I’m also surprised by his interest in the superstore, given that, like most of his generation, he prefers to do his shopping on line.

“But it’s full of things you never knew you needed,” he explained. And, of course, that’s the key to the success of this Swedish import – take note struggling retailers – it’s packed to the brim with things you never knew you needed. In fact, there are many objects within its walls that seem to defy purpose. “What’s this for?” you find yourself asking before popping one into your trolley. (Of course, it’s also cheap).

Having bussed our trays, a requirement of IKEA law, we began a tour of the store. As every visitor to this popular out-of-town destination knows, the Swedish emporium has been laid out to lead shoppers on a designated path through the store that takes in each and every single delight it has to offer. No opportunity to tempt us has been left untapped.

We, however, took a wrong turn and found ourselves in a contraflow situation, weaving our way through kitchen interiors and battling through bedrooms, against the throng.

“What are we actually here for?” I asked, after we’d browsed the office chairs, Klippan sofas, coffee tables, bedroom furniture and TV stands.

The Boy, who is moving into his own home after Christmas, was a bit vague: “Some glasses, plates, bedding, kitchen stuff, you know....”

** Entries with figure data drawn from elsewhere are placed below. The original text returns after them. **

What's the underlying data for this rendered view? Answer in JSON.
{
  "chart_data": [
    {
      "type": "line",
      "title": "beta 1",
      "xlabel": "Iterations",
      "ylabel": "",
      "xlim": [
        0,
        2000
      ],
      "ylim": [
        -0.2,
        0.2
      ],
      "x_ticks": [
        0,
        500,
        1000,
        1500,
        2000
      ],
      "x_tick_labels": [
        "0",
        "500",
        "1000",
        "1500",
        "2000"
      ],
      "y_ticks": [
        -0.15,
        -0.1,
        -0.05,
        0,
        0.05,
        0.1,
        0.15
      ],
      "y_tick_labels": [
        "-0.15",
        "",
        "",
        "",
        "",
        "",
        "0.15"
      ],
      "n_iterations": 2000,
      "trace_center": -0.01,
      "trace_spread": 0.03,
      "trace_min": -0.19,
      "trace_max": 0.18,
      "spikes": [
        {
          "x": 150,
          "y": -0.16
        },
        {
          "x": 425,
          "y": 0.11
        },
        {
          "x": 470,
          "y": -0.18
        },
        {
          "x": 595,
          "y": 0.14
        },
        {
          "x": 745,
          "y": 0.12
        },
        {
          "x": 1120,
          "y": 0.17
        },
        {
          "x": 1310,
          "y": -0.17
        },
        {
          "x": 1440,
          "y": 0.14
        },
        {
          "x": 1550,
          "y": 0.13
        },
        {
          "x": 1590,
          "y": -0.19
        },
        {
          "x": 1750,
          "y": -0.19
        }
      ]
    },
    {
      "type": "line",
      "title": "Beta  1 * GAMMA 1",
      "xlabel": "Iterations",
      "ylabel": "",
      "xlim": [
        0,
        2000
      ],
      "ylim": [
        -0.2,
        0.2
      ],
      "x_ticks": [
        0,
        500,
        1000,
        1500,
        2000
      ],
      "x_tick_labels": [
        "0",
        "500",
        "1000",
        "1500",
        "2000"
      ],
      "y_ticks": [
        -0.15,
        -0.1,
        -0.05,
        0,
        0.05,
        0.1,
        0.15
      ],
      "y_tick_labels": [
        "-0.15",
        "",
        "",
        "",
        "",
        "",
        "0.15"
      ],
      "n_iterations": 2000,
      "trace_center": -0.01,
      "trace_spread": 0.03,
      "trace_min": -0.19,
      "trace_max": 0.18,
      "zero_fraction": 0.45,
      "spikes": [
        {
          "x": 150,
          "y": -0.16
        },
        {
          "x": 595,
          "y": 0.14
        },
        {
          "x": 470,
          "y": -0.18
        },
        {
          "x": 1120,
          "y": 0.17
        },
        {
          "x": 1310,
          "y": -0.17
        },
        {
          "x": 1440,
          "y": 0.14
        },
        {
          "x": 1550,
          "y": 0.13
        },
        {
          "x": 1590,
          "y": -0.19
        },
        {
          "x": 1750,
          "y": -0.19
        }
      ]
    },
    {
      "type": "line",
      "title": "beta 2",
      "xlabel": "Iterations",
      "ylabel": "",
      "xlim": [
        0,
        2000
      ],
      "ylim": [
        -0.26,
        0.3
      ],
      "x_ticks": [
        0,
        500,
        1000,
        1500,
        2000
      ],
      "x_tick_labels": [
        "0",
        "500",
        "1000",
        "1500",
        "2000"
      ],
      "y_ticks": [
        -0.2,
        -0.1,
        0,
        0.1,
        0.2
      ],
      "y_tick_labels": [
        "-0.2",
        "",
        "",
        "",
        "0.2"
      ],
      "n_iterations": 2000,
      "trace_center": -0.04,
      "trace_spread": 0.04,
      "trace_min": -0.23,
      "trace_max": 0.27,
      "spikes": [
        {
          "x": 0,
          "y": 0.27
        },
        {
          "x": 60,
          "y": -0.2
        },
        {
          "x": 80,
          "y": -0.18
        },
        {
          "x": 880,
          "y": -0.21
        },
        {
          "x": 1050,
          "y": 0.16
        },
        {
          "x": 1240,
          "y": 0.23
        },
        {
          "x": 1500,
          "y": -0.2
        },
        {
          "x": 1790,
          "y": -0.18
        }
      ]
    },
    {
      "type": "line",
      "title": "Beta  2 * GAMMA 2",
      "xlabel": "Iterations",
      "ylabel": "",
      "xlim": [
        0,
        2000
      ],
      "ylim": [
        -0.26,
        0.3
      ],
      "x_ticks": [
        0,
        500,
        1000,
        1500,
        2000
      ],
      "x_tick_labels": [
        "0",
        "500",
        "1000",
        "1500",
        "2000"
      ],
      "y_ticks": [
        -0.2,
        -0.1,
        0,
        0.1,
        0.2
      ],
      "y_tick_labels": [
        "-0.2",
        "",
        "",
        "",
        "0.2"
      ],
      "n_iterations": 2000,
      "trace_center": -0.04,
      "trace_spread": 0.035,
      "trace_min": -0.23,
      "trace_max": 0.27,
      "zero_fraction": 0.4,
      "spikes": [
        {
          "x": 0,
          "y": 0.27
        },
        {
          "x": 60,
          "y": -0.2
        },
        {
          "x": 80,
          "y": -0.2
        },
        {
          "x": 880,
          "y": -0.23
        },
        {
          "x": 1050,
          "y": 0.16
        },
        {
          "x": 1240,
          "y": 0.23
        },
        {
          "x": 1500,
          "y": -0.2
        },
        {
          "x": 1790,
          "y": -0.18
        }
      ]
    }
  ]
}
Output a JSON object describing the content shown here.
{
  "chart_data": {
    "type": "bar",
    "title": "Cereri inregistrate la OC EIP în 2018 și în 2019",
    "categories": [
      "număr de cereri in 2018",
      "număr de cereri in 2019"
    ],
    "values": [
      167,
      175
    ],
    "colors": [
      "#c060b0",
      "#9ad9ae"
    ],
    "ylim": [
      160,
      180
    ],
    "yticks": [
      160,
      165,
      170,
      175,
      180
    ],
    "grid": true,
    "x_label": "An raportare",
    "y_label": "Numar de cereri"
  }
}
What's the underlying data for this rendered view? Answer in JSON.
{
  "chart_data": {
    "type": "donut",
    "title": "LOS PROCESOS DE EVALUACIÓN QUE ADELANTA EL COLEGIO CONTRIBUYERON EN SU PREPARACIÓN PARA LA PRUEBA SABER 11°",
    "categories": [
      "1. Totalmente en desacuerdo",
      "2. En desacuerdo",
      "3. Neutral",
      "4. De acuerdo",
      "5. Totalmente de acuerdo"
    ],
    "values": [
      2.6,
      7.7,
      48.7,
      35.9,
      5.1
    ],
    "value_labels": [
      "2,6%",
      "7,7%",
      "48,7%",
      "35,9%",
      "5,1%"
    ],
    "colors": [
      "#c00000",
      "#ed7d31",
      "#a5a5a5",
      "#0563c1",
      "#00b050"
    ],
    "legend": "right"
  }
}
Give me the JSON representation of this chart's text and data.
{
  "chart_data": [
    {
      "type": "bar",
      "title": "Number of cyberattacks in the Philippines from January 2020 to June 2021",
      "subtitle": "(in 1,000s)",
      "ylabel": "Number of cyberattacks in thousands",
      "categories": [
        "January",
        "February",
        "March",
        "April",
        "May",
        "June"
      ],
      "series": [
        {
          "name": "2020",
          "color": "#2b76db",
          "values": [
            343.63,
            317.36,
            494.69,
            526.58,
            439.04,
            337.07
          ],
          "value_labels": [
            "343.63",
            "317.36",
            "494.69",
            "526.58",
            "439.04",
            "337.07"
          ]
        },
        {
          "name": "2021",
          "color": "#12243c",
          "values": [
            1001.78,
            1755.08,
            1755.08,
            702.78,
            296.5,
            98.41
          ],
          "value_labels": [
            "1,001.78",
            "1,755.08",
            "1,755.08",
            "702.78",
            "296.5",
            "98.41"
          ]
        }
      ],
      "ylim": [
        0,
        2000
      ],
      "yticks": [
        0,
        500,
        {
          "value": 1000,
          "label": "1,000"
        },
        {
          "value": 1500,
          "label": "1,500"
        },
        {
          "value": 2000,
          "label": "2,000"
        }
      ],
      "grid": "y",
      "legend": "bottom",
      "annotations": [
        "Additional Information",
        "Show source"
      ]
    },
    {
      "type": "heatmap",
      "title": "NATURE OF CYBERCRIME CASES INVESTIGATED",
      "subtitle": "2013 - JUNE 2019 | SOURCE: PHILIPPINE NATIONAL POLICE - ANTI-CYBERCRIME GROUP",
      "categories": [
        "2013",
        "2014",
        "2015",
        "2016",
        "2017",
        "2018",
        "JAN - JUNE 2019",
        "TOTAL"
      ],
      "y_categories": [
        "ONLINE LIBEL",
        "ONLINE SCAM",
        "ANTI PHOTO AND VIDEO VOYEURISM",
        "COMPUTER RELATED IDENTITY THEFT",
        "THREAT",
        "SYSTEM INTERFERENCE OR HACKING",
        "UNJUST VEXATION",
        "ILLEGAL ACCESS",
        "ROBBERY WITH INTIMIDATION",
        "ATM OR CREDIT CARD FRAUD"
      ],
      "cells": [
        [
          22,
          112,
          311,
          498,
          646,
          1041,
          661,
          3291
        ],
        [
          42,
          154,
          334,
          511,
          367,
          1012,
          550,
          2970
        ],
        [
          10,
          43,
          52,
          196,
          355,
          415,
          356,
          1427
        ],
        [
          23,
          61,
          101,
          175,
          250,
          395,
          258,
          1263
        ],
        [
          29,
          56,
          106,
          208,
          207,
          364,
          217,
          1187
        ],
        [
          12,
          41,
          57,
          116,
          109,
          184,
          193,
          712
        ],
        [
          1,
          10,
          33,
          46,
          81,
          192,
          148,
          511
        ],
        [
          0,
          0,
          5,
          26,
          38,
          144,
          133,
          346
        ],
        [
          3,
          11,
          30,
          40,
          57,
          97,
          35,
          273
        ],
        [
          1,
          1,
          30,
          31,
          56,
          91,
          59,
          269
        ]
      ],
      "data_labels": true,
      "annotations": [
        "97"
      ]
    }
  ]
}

An hour later we were queuing up, once again, but this time at the check-out, with a trolley bearing glasses, plates, cork mats, bag ties, tea towels and 25 tiny glass herb and spice pots. We may have failed on the bedding front but Firstborn was more than made up by the acquisition of the little pots.

As we made our way back along the M62, the sun dipping in the sky, I realised that while I’d missed the chance to partake of fresh air and rare winter sunshine it had been one of those afternoons that had offered something more memorable – a chance to share the pleasures of a young person setting up home.

It was also a bittersweet experience as I know that when he moves out in January our son may never live with us again. In fact, we were quite surprised that he came back after finishing university.

But the good news is that as a house holder he’ll no doubt need to make many more trips to out-of-town Swedish stores and he knows that he can always call on me to join him for meatballs.